Above the shallow water where the dam was built, the stream widened into a broad, deep pool. About fifty yards ahead, in the centre of this, was a tiny island. On its extreme edge Joe pointed out the beaver lodge. It was shaped something like a huge beehive, being about a dozen feet in diameter and five feet high. The outside seemed to be entirely covered with mud and fibrous roots, through which the sticks which formed its framework poked out here and there.

“The doors are all underwater,” said Cyrus, “and so far down that they’ll be beneath the ice when the stream freezes in winter. Otherwise the beavers could not reach their pile of food-wood, which they keep at the bottom, and would starve to death. They are clerks of the weather, if you like. They seem to know when the first hard frost is coming, and sink their stores a day or two before. Man has not yet discovered their mysterious knack of sinking wood, and keeping it stationary through many months.

“They feed on the inner bark of poplar, white birch, and willow trees. In autumn they fell these along the banks, generally so that they will fall into the water, tug and push them down-stream, and float them near to their lodges. If the trees are too big to be easily handled, they saw them into convenient lengths.”

“I call it tough luck, not being able to get a sight of the animals, after seeing so much of their works,” grumbled Royal.

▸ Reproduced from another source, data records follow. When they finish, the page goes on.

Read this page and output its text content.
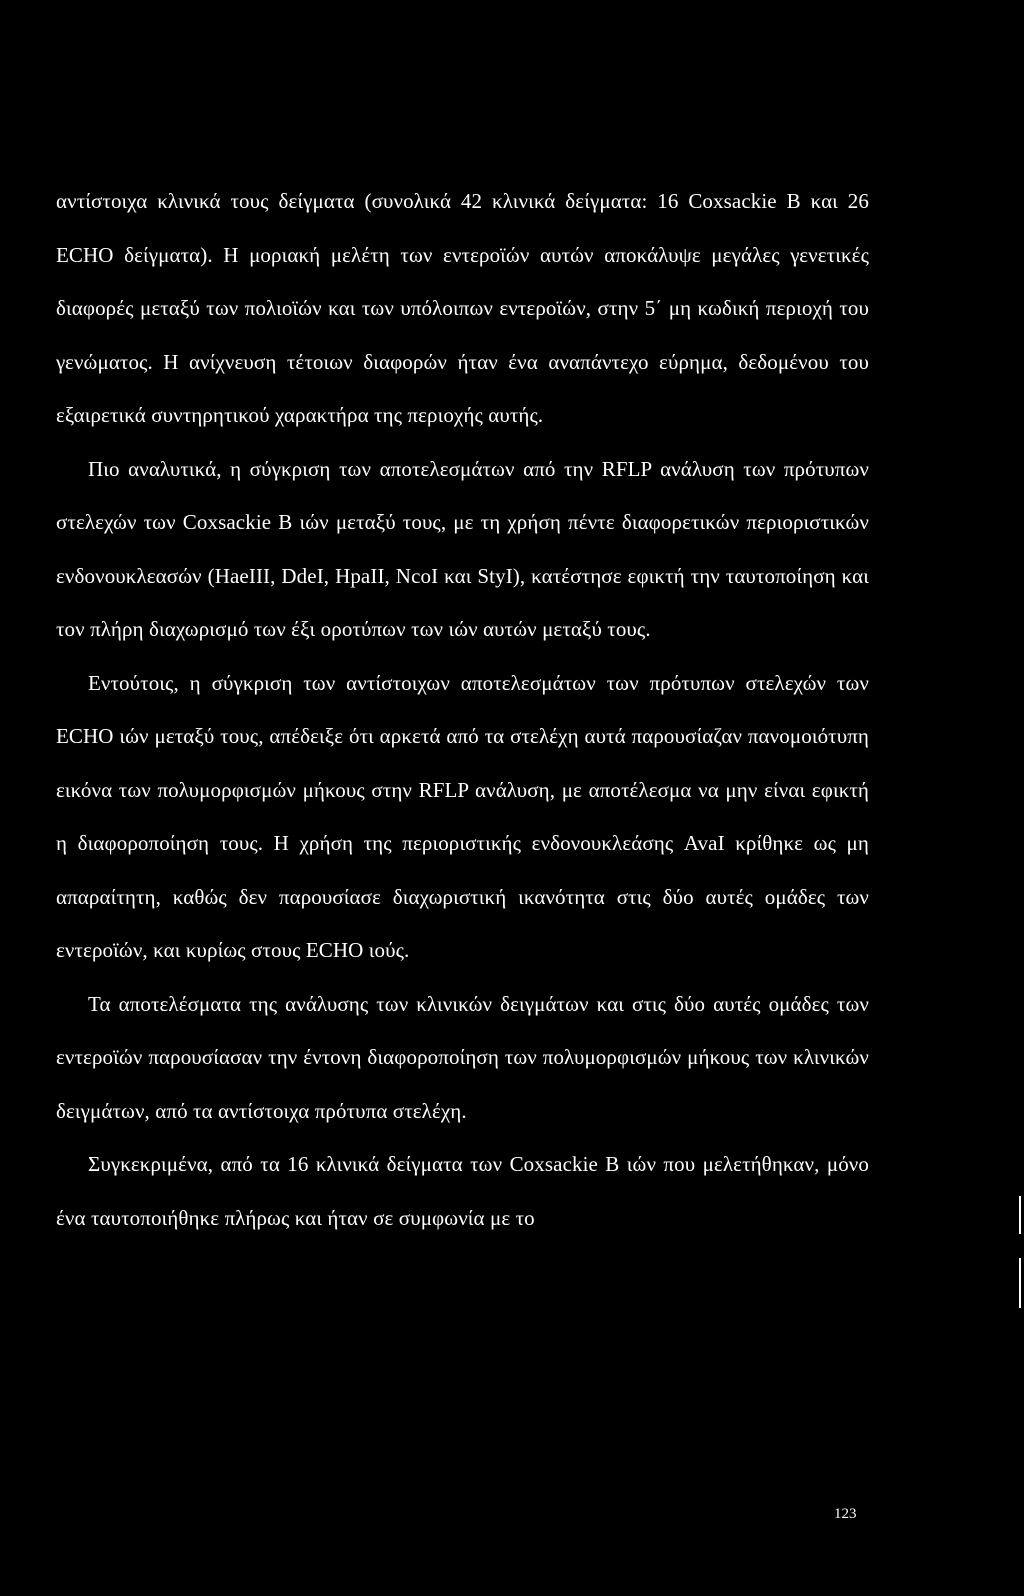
αντίστοιχα κλινικά τους δείγματα (συνολικά 42 κλινικά δείγματα: 16 Coxsackie B και 26 ECHO δείγματα). Η μοριακή μελέτη των εντεροϊών αυτών αποκάλυψε μεγάλες γενετικές διαφορές μεταξύ των πολιοϊών και των υπόλοιπων εντεροϊών, στην 5΄ μη κωδική περιοχή του γενώματος. Η ανίχνευση τέτοιων διαφορών ήταν ένα αναπάντεχο εύρημα, δεδομένου του εξαιρετικά συντηρητικού χαρακτήρα της περιοχής αυτής.

Πιο αναλυτικά, η σύγκριση των αποτελεσμάτων από την RFLP ανάλυση των πρότυπων στελεχών των Coxsackie B ιών μεταξύ τους, με τη χρήση πέντε διαφορετικών περιοριστικών ενδονουκλεασών (HaeIII, DdeI, HpaII, NcoI και StyI), κατέστησε εφικτή την ταυτοποίηση και τον πλήρη διαχωρισμό των έξι οροτύπων των ιών αυτών μεταξύ τους.

Εντούτοις, η σύγκριση των αντίστοιχων αποτελεσμάτων των πρότυπων στελεχών των ECHO ιών μεταξύ τους, απέδειξε ότι αρκετά από τα στελέχη αυτά παρουσίαζαν πανομοιότυπη εικόνα των πολυμορφισμών μήκους στην RFLP ανάλυση, με αποτέλεσμα να μην είναι εφικτή η διαφοροποίηση τους. Η χρήση της περιοριστικής ενδονουκλεάσης AvaI κρίθηκε ως μη απαραίτητη, καθώς δεν παρουσίασε διαχωριστική ικανότητα στις δύο αυτές ομάδες των εντεροϊών, και κυρίως στους ECHO ιούς.

Τα αποτελέσματα της ανάλυσης των κλινικών δειγμάτων και στις δύο αυτές ομάδες των εντεροϊών παρουσίασαν την έντονη διαφοροποίηση των πολυμορφισμών μήκους των κλινικών δειγμάτων, από τα αντίστοιχα πρότυπα στελέχη.

Συγκεκριμένα, από τα 16 κλινικά δείγματα των Coxsackie B ιών που μελετήθηκαν, μόνο ένα ταυτοποιήθηκε πλήρως και ήταν σε συμφωνία με το

123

“Ye might wait here till midnight, and not have any better,” said Joe. “That fellow’s tail was like a fire-alarm to them. They ain’t to home now, you bet! They’ve dusted out of their house as if it was on fire; and they’ve either dived to the bottom, or hidden themselves in holes along the bank. Guess we’d better be moving on. It’s a’most time to think about making camp.”

“The beavers have been working here!” exclaimed the guide a few minutes later, as he strode ahead. “These white birches were felled by ’em; and a dandy job they did too.”

He pointed to two slim birches which lay prone with their tops in the water, and to a third, the trunk of which was partly sawn through in more than one place. The ground was strewn with little clippings of timber, bearing the saw-marks of the beavers’ teeth. The boys gathered them up as curiosities.

“Oh, the skilful little animals can beat this work by long odds!” exclaimed Doc. “These trunks only measure from eight to twelve inches in circumference. I’ve seen a tree fully two feet round which was felled by them. Say, Joe! don’t you think we’d better camp to-night somewhere on the brûlée?

“Just what I’m planning, Doc,” answered Joe. “We must be pretty near it now.”

A few minutes afterwards the party filed out of the dense woods, passed through a grove of young spruces, forded a brook which emptied itself into the stream they were following, and came upon a scene blasted, barren, and unutterably dreary.